- Born: February 14, 1957 Jaipur, India
- Died: October 21, 2019 (aged 62)
- Children: 2

= Poonam Ahluwalia =

Indian social entrepreneur (1957–2019)

Poonam Ahluwalia (February 14, 1957 – October 21, 2019) was an Indian social entrepreneur. She was the founder and director of Youth Entrepreneurship and Sustainability (YES), an international non-profit organization, and Youth Trade, an organization promoting youth entrepreneurship, based at Babson College in Wellesley, Massachusetts.

==Early years==
Ahluwalia was born on February 14, 1957, to a family in Jaipur, India.

==Early career==
After receiving her M.A. in political science from Rajasthan University in Jaipur, India, Ahluwalia worked as the marketing manager of a chain of pizzerias called "Pizza King". She moved to the United States in 1985 and worked providing household help for a family in Brookline to pay for her education at Boston University. She received a master's degree in mass communications from Boston University in 1989.

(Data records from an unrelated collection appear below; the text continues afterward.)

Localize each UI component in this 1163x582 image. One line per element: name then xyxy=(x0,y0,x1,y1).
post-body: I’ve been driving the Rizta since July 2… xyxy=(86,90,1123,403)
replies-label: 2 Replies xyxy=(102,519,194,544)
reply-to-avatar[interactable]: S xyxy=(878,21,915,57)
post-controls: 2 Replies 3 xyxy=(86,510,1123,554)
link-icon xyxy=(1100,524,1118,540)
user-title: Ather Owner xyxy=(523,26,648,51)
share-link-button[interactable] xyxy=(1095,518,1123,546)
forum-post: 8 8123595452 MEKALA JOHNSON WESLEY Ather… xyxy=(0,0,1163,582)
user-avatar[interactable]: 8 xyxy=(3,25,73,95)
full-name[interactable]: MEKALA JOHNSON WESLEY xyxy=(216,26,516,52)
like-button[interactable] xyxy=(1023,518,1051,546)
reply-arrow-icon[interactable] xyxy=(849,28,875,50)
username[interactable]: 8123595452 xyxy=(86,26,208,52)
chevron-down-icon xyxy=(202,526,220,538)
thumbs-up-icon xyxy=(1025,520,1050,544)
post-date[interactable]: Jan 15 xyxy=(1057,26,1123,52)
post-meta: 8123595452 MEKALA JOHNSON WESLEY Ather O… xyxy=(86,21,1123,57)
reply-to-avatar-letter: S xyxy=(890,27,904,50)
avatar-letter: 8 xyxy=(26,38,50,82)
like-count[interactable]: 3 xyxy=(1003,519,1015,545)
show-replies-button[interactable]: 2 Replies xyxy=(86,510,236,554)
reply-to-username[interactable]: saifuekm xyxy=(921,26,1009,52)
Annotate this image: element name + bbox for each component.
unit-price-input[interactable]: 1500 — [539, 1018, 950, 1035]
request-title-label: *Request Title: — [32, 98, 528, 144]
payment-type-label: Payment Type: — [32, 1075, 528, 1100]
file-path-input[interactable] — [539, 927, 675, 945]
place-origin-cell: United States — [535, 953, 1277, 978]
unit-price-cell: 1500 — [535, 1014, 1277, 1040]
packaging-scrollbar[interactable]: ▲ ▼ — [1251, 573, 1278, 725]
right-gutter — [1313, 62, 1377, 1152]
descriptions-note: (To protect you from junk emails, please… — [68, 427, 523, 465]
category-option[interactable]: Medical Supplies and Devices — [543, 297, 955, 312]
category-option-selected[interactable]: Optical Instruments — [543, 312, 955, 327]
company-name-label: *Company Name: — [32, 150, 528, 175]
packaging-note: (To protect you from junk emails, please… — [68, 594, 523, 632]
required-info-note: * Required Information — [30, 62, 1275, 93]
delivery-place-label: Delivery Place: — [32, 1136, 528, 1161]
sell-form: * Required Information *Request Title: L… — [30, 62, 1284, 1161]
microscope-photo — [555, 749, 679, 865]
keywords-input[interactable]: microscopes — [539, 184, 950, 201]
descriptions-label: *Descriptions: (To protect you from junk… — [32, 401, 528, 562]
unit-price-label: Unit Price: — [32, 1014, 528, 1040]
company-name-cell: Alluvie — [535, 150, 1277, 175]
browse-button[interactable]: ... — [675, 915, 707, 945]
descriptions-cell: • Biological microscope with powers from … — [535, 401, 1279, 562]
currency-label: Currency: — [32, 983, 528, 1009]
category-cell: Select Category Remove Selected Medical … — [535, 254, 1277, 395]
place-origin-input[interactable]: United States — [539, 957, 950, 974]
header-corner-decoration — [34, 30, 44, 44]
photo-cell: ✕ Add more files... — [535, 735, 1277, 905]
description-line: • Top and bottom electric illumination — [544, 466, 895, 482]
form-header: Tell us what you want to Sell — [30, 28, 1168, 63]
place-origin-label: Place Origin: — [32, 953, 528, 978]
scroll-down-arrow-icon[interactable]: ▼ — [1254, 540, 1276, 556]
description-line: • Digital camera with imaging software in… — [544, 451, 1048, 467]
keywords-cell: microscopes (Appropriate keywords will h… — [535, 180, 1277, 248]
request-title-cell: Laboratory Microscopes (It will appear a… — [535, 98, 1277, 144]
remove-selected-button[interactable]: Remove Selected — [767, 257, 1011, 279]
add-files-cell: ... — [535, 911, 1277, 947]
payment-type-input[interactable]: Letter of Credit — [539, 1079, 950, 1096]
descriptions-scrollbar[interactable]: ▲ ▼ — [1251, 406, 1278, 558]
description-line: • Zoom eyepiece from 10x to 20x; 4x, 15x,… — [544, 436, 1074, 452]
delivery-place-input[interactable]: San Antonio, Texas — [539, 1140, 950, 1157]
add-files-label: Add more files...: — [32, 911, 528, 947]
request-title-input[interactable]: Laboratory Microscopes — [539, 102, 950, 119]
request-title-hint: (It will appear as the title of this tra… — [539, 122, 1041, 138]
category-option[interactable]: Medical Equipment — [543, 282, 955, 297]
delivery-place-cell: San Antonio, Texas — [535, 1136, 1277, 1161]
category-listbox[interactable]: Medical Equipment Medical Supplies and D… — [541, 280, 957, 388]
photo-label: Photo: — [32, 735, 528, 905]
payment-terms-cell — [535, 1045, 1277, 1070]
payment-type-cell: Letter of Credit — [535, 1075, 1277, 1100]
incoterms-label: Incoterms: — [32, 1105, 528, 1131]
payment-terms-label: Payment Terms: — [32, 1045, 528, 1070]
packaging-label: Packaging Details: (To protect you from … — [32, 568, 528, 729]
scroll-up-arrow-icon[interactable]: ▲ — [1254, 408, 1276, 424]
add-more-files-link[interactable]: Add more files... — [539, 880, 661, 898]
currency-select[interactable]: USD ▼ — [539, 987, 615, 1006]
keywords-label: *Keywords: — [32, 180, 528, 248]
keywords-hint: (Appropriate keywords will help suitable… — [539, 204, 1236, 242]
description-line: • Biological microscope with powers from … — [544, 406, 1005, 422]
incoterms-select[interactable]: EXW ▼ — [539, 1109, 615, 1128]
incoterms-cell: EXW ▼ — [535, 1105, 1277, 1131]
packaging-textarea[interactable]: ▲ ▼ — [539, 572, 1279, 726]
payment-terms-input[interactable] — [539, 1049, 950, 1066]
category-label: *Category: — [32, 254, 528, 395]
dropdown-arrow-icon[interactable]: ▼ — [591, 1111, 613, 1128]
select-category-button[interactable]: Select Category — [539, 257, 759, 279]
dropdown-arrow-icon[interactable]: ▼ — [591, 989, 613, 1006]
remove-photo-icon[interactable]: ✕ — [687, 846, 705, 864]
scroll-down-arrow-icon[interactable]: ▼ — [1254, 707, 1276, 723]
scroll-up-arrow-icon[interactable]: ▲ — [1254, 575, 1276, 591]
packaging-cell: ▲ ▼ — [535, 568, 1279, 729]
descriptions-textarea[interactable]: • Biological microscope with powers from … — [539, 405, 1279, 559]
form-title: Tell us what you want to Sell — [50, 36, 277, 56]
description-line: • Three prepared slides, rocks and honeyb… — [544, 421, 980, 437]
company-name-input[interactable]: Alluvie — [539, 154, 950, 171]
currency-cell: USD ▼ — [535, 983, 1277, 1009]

Ahluwalia began working for the Hunger Project in 1984 after meeting Werner Erhard, the founder of the organization. Ahluwalia helped raise funds and awareness, and helped launch "Ending the Subjugation of Women". She organized fundraisers, including dances and walkathons.

By the late 1980s, Ahluwalia also began to work for Welfare-to-Work programs under the administration of Massachusetts Governor Michael S. Dukakis.

In 1997 Ahluwalia began to work with the Education Development Center (EDC) based in Newton, Massachusetts. With funding from USAID, she created workforce development workshops. In association with EDC, Ahluwalia ran workshops in Peru, India, and Namibia. She founded YES in 1998.

During her work with EDC, Ahluwalia also had contact with SEWA (All Indian Federation of Self-Employed Women’s Association).

== Work with YES ==
As the founder and director of YES, Ahluwalia launched a 10-year campaign in 2002 to create accessible education and opportunities for youth around the world. The initiative was launched in Alexandria, Egypt at an international summit on youth employment sponsored by the United Nations Industrial Development Organization (UNIDO). The summit was co-chaired by former president Bill Clinton, and the first lady of the Arab Republic of Egypt, Suzanne Mubarak. YES established country networks in 55 countries.

Ahluwalia organized five YES international summits and three YES regional summits. Over 400 youth employment projects were created worldwide after the summits. In 2003 she was nominated for the South Asian Woman of the Year Award by the India New England News.

YES focused on renewable energy, information and communication technology, campaigns against HIV and AIDS, rural development, and water sanitation.

==Youth Trade and later years==
In 2012, Ahluwalia launched Youth Trade, an organization promoting entrepreneurship. Youth Trade certified over 50 entrepreneurs, who gained access to retail shelf space through trade shows. Youth Trade partnered with Whole Foods Markets and Babson College.

Ahluwalia received the 2013 India New England Woman of the Year Award. She delivered the keynote address at the 7th Annual Forum for Social Entrepreneurship. She participated in the World Economic Forum's 2013 Summit on the Global Agenda.

== Death ==
Ahluwalia lived in Lexington, Massachusetts with her husband and two children. She died on October 21, 2019, after suffering from cancer.